Дочки-матери. Мемуары — страница 24 из 69

Еще мама говорила Нюре, что она обязательно должна съездить к «своим». «Свои» — это были Нюрины мама и папа и два брата. Я знала, что они «на поселении» или «в ссылке», но эти слова мама и Нюра в своих разговорах не употребляли. Их еще раньше говорила Батаня. Нюре, похоже, в ссылку ехать не хотелось, я не понимала, зачем мама ее туда хочет отправить, когда ясно, что на даче нам всем было бы лучше. Но Нюра уже собирала сахар и крупу, соль и спички и это ужасное хозяйственное мыло. Много мыла, потому что Нюра больше всего любила чистоту. Она как будто забыла свои слова про «сваренных детей».

А нас увезла мама в какое-то место, где посадили в автобус и привезли в Барвиху. Я совсем не помню, как мы там жили и какое это было место. Но мы не заболели и не набрались вшей. Я только помню, что там была река, тоже, как Сестра, красивая, но только по-другому, больше и без сосен на берегу. В этой реке я тонула, а меня вытащили. Так как я ничего не помнила, то постепенно мой рассказ о том, как я тонула, становился все длинней, и на следующую зиму я своим подружкам, да и взрослым, насочиняла столько подробностей, что сама в них запуталась.
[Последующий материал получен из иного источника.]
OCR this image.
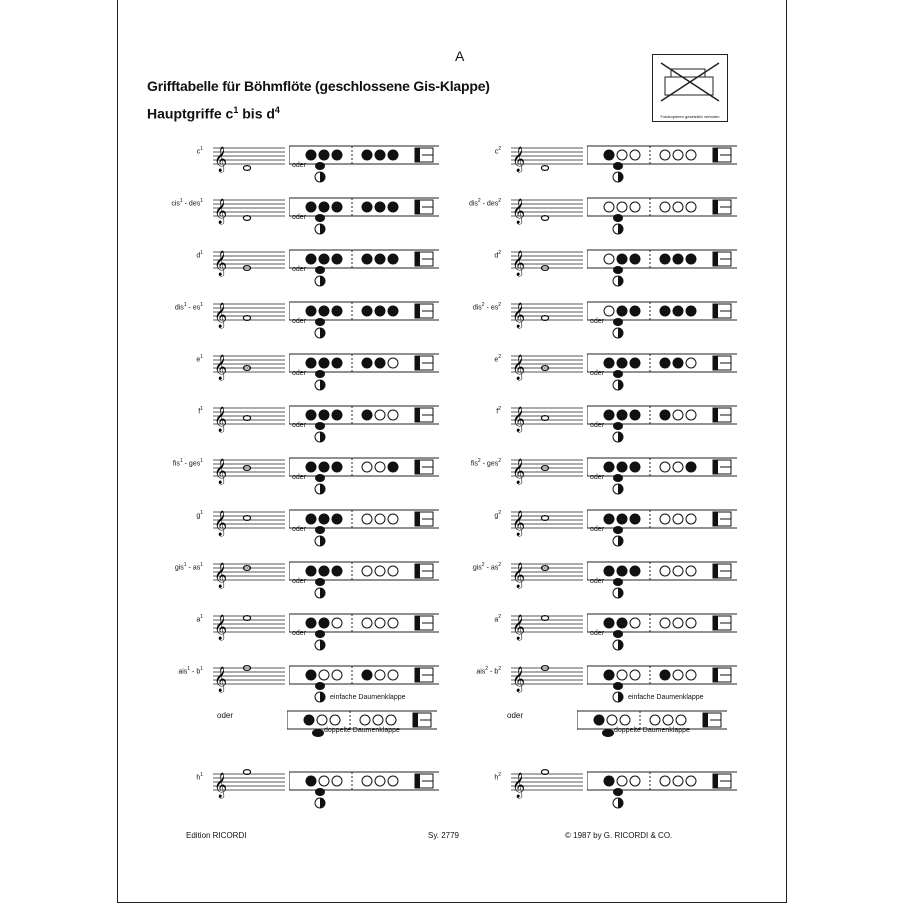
A
Grifftabelle für Böhmflöte (geschlossene Gis-Klappe)
Hauptgriffe $c^1$ bis $d^4$
Fotokopieren gesetzlich verboten
$c^1$ 𝄞	oder
cis$^1$ - des$^1$ 𝄞	oder
$d^1$ 𝄞	oder
$dis^1 - es^1$ 𝄞	oder
$e^1$ 𝄞	oder
$f^1$ 𝄞	oder
fis$^1$ - ges$^1$ 𝄞	oder
$g^1$ 𝄞	oder
$gis^1 - as^1$ 𝄞	oder
$a^1$ 𝄞	oder
$ais^1 - b^1$ 𝄞
einfache Daumenklappe
$h^1$ 𝄞
$c^2$ 𝄞
dis$^2$ - des$^2$ 𝄞
$d^2$ 𝄞
$dis^2 - es^2$ 𝄞	oder
$e^2$ 𝄞	oder
$f^2$ 𝄞	oder
fis$^2$ - ges$^2$ 𝄞	oder
$g^2$ 𝄞	oder
$gis^2 - as^2$ 𝄞	oder
$a^2$ 𝄞	oder
$ais^2 - b^2$ 𝄞
einfache Daumenklappe
$h^2$ 𝄞
oder
doppelte Daumenklappe
oder
doppelte Daumenklappe
Edition RICORDI	Sy. 2779	© 1987 by G. RICORDI & CO.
Нюра приехала от своих еще до того, как мы с Егоркой вернулись из Барвихи. Когда я пыталась расспрашивать ее, как там, она молчала. Но иногда вдруг сама начинала рассказывать, коротко, резко, как-то отдельными словами. Так я узнала, что ее младший братик утонул. Он был чуть старше меня. Пытался ловить рыбу из-под льда, потому что никакой еды не было. Он целыми днями этим занимался, но как это случилось — Нюра не говорила. Потом говорила, что мама стала совсем плохая, у нее пухнут ноги, и она не может ходить. «Так вот и ползает еле-еле. А вообще ужас, Люсенька, полный ужас, ничего нет, землю хоть ногтями ковыряй. И ни одежки, ни еды — ничего», — потом она вдруг отворачивалась от меня и замолкала. А однажды сказала: «Вот Руфа и Алиханов не верят, что так худо, и говорить не велят, так ты смотри, молчи у меня», — закончила она строго. Потом я два или три раза видела, что она собирает посылки и ходит их отправлять. Но письма она получала только от сестры Тани из Ленинграда. Я однажды спросила ее, почему они ей не пишут, ведь она, наверное, скучает без их писем, и она просто ответила: «А я им не велела писать. Нельзя это, вред мне может быть. Да и ни к чему. Что в них скажешь, в письмах-то?»

* * *

Лето прошло, как не было, потому что, кроме моего вранья, о нем нечего было рассказывать. Мы приехали домой, но оказалось, что мы переехали. На том же втором этаже большой угловой номер до лета занимала контора, а теперь стали жить мы. Там были две комнаты, ванная с уборной и большая передняя. Номер «люкс» в «Люксе». Одна из двух комнат была такая же большая, как вестибюль второго этажа. В ней было целых три окна. Ее перегородили книжными шкафами, и получалось так, что там, где одно окно, будем жить мы с Егоркой, а там, где два — столовая. Нюра устроила себе свою комнату в передней, отгородив ее часть занавеской. В ванной тоже было окно. А в мамы-папиной — и окно, и эркер. Мне все очень нравилось, особенно то, что у меня снова была кровать и появился свой письменный стол. И что у нас появилась красивая мебель — зеленый бархатный диван и такие же кресла, и какие-то столики и шкафчики. А на окнах были зеленые бархатные (плюшевые) занавески на шелковой светло-зеленой подкладке. Меня, совсем как маму и папу, не волновало то, что вообще-то эта мебель не наша, а казенная и на каждой вещи прибита двумя маленькими гвоздиками золотая овальная, как яичко, пластиночка с номером.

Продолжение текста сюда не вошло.